Effect of EA on the CDK4-positive cell rate in cerebral I/R-injured rats. Cerebral tissues from each group (n=5) were processed for an immunohistochemical assay. The nuclei of all cells were visualized by hematoxylin staining and the CDK4-positive cells were stained sepia with DAB solution. CDK4-positive cells were counted at four randomly selected microscopic fields ×400 magnification. The CDK4-positive cell rate was expressed as the ratio of sepia-stained cells to the blue-stained total cells. Data are averages with SE (error bars). *P<0.05, vs. SC group; #P<0.05, vs. IC group. SC, sham-operated control; IC, ischemic control; EA, electroacupuncture; CDK4, cyclin-dependent kinase 4; I/R, ischemia/reperfusion; DAB, diaminobenzidine.

Discussion

The ERK1/2 pathway is a critical mediator of cell proliferation, which is activated in response to growth factors (24,25), oxidative stress (26) and glutamate receptor stimulation (19,27), and promotes progression from the G1 to the S-phase by regulating the cyclin D1-CDK4 complex (15,16,28). Numerous studies have reported that the activation of the ERK1/2 pathway is markedly associated with protection from cerebral I/R injury, decreasing the infarct size and promoting cerebral cell proliferation (29–32). Therefore, promoting cerebral cell proliferation via the activation of ERK signaling is a promising strategy for the treatment of ischemic stroke. Acupuncture is an alternative medicine methodology that has long been used in China to treat various diseases. Previous studies have demonstrated the clinical efficacy of acupuncture in stroke rehabilitation. On the basis of data in the literature, the Zusanli (ST36) and Quchi (LI11) acupoints have commonly been used in China to clinically treat stroke. However, the mode of action of the neuroprotective activities of EA remain poorly understood.

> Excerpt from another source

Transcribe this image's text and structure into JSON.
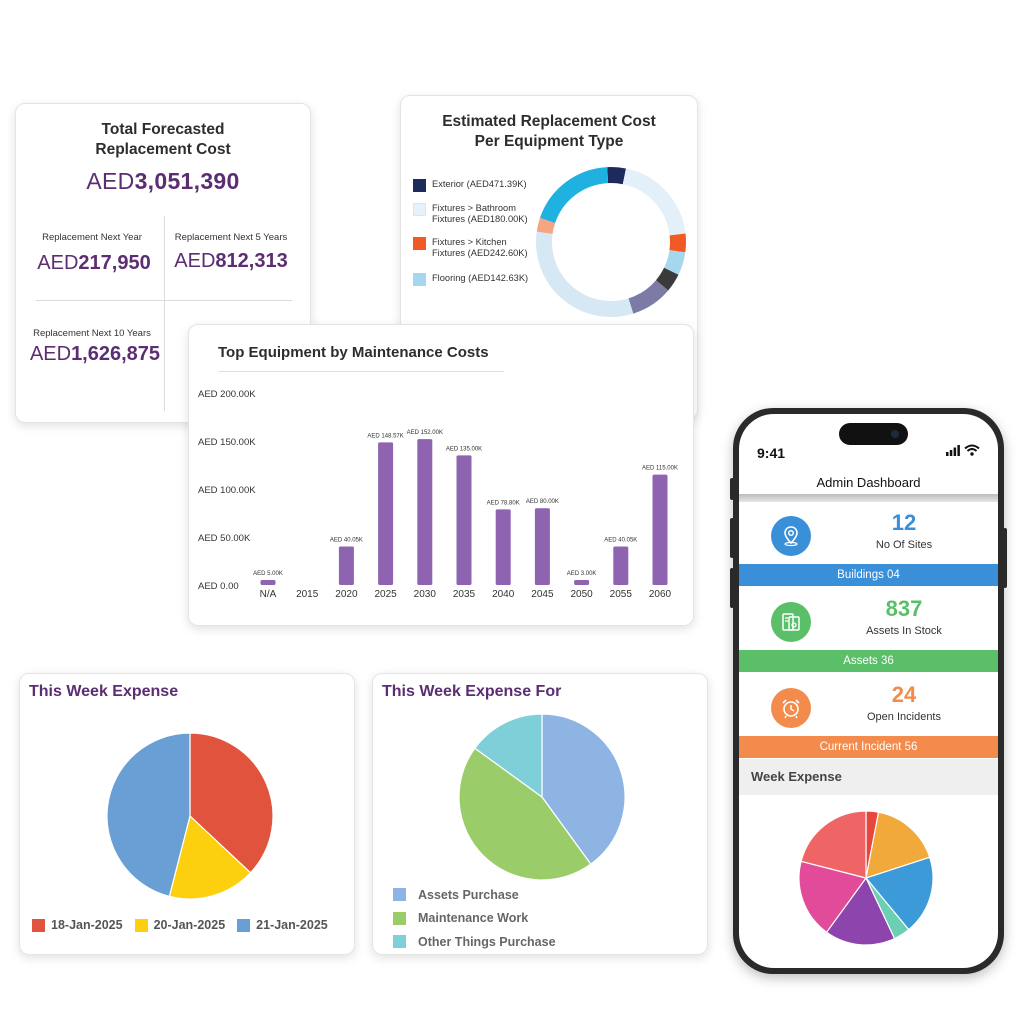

In the present study, a focal cerebral I/R rat model was used to demonstrate that EA at Zusanli and Quchi for only 24 h had a neuroprotective effect as evidenced by improved neurological deficits and reduced cerebral infarct volume. In addition, it was observed that the ERK1/2 pathway was activated 24 h after cerebral I/R injury, which was consistent with the findings of previous studies (22,23). However, EA significantly further upregulated ERK1/2 in I/R-injured brain tissues. The pattern of cyclin D1 and CDK4 protein expression was consistent with that of ERK activation in the present study. Consequently, the regulatory effect of EA on ERK activation resulted in the promotion of cerebral cell proliferation.

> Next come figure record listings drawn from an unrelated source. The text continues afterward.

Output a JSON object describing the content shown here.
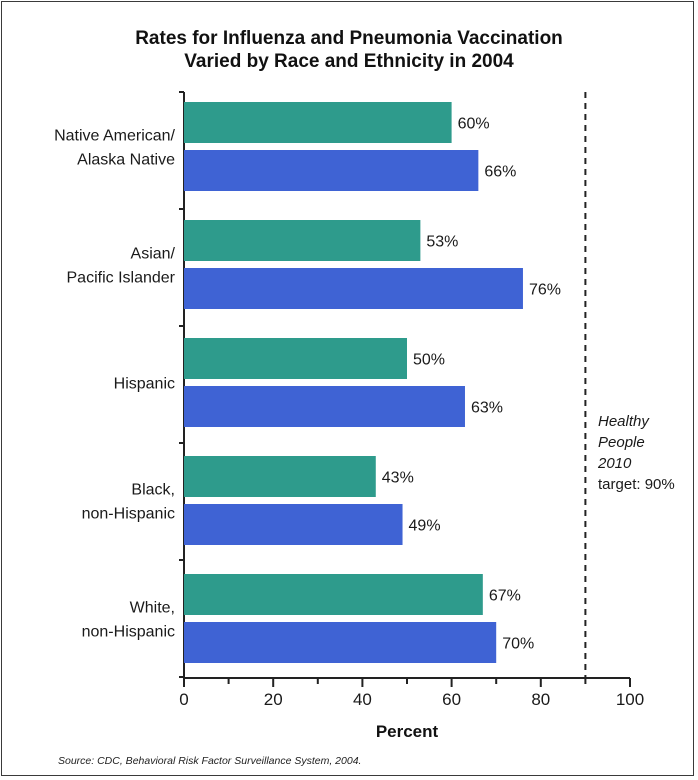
{
  "chart_data": {
    "type": "bar",
    "orientation": "horizontal",
    "title": "Rates for Influenza and Pneumonia Vaccination",
    "subtitle": "Varied by Race and Ethnicity in 2004",
    "xlabel": "Percent",
    "xlim": [
      0,
      100
    ],
    "xticks": [
      "0",
      "20",
      "40",
      "60",
      "80",
      "100"
    ],
    "categories": [
      [
        "Native American/",
        "Alaska Native"
      ],
      [
        "Asian/",
        "Pacific Islander"
      ],
      [
        "Hispanic"
      ],
      [
        "Black,",
        "non-Hispanic"
      ],
      [
        "White,",
        "non-Hispanic"
      ]
    ],
    "series": [
      {
        "color": "#2e9b8c",
        "values": [
          60,
          53,
          50,
          43,
          67
        ],
        "labels": [
          "60%",
          "53%",
          "50%",
          "43%",
          "67%"
        ]
      },
      {
        "color": "#3f63d4",
        "values": [
          66,
          76,
          63,
          49,
          70
        ],
        "labels": [
          "66%",
          "76%",
          "63%",
          "49%",
          "70%"
        ]
      }
    ],
    "target": {
      "value": 90,
      "line_style": "dashed",
      "label_italic": [
        "Healthy",
        "People",
        "2010"
      ],
      "label_plain": "target: 90%"
    },
    "source": "Source: CDC, Behavioral Risk Factor Surveillance System, 2004."
  }
}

In conclusion, to the best of our knowledge, the present study reported for the first time that EA at the Quchi (LI11) and Zusanli (ST36) acupoints exerts a neuroprotective effect in ischemic stroke via the activation of the ERK1/2 pathway. These results suggest that EA may be a potential therapeutic approach for the treatment of cerebral ischemia.